No. It was after the Uri attack in 2016 that India had suspended talks of Indus water commission and fast-tracked water projects to arrest the unutilised water. The three projects include the Shahpur-Kandi dam project, a second Sutlej-Beas link in Punjab and the UJH dam project in Jammu and Kashmir. Gadkari on Friday tweeted about the projects.
Can India stop water flow to Pakistan?
This is not something India can do as per the wording of the treaty. What India can do is reduce the water flow to Pakistan by utilising provisions of the treaty.
But it has to be a project which would affect water flow and it will take time for implementation, considering the cost and objections involved. Pakistan has reportedly objected to five Indian hydro power projects and the Wullar Barrage (Tulbul Navigation Project) which must be settled before India can resume work on any other project.
However, Gadkari wrote on Twitter, “The construction of dam has started at Shahpur- Kandi on Ravi river. Moreover, UJH project will store our share of water for use in J&K and the balance water will flow from 2nd Ravi-BEAS Link to provide water to other basin states.”
Can India cancel the pact unilaterally?
The wording of the treaty has no provision for either country to unilaterally walk out of the pact. Article XII of the IWT says, “The provisions of this Treaty, or, the provisions of this Treaty as modified under the provisions of Paragraph (3), shall continue in force until terminated by a duly ratified treaty concluded for that purpose between the two governments.”
This implies that if India wants to go about abrogating it, the country should abide by the 1969 Vienna convention on the law of treaties.
But what about its legal competence to revoke it?
According to Ahmer Bilal Soofi, former Pakistan law minister, India has no legal competence under the treaty to revoke it per se on its own.

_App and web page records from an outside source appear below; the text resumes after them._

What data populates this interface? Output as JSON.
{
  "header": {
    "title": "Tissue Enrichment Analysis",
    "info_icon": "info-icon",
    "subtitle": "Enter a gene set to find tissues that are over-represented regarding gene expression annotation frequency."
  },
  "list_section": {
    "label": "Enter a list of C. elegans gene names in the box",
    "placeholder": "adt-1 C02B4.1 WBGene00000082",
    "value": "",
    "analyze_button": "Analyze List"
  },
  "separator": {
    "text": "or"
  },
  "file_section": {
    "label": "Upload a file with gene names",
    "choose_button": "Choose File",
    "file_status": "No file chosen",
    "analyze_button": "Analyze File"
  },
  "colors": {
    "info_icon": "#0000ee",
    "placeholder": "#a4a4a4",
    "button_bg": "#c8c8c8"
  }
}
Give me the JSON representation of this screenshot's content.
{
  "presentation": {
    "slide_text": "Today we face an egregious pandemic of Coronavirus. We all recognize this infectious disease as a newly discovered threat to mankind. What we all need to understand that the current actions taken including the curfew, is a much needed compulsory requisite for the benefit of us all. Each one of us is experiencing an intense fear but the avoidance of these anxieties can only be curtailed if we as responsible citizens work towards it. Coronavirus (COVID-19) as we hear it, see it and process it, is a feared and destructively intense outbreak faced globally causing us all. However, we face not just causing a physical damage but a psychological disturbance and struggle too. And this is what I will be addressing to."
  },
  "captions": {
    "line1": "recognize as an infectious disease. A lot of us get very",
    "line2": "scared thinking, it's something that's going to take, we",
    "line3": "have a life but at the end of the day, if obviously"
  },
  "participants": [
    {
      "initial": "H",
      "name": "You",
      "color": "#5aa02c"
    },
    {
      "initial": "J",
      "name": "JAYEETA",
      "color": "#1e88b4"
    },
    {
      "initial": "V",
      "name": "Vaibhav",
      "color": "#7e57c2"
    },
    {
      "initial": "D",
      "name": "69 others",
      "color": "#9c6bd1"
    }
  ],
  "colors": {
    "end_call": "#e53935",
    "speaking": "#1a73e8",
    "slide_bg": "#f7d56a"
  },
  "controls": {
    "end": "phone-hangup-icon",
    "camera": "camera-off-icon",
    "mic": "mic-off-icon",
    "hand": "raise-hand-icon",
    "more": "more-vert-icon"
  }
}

“The IWT is not regime-specific, but rather state-specific. It will not expire with regime change. It is binding on both the states equally and offers no exit provision. Walking away from a treaty is in effect its breach,” Soofi had said to Dawn.
There is a possibility of such India-Pakistan tensions to continue. In such a case should India revoke the bilateral treaty?
At present, India does not have enough facilities to use the excess water that is generated and only with future projects can the additional water be made available to other states other than Pakistan. Further, violating the treaty can also enrage terror elements giving them a reason to plan further attacks.
India also has water treaties with Nepal and Bangladesh. They may also have apprehensions with such treaties looking at the unilateral revocation or diversion of water leading to a breach of the treaty.
A possible water war would also be on the cards which could prove detrimental for India as it is seeking to build a seat for itself at the United Nations Security Council as the country would been seen as a one who has violated a bilateral treaty.
In any event of a possible cancellation of treaty by India, what would be the recourse that could follow?
There exists an arbitration clause in the IWT. It is article IX and annexes F and G which contain detailed procedures about the taking of the grievance by either party under the IWT first to the commission, then to a neutral expert and later to the forum of arbitrators. Under the treaty, if India thinks that Pakistan’s conduct constitutes a dispute under article IX, then it must commence the procedure prescribed under annexes F and G. India cannot itself conclude that Pakistan has breached the treaty on any grounds, including mistrust.
Is India also at the receiving end being at the lower riparian with any other nation? Can such an action lead to violation of International law?
There is a concept of upper riparian and lower riparian. Upper riparian is a place where the river originates and lower riparian is where it ends. Under international law, an upper riparian can never stop the flow of water to the lower riparian.
The Bramhaputra river too originates in China and flows to India. Such a revocation of treaty can also lead to China consider such a possible measure in the near future where it might cite India’s example of what it possibly did to Pakistan.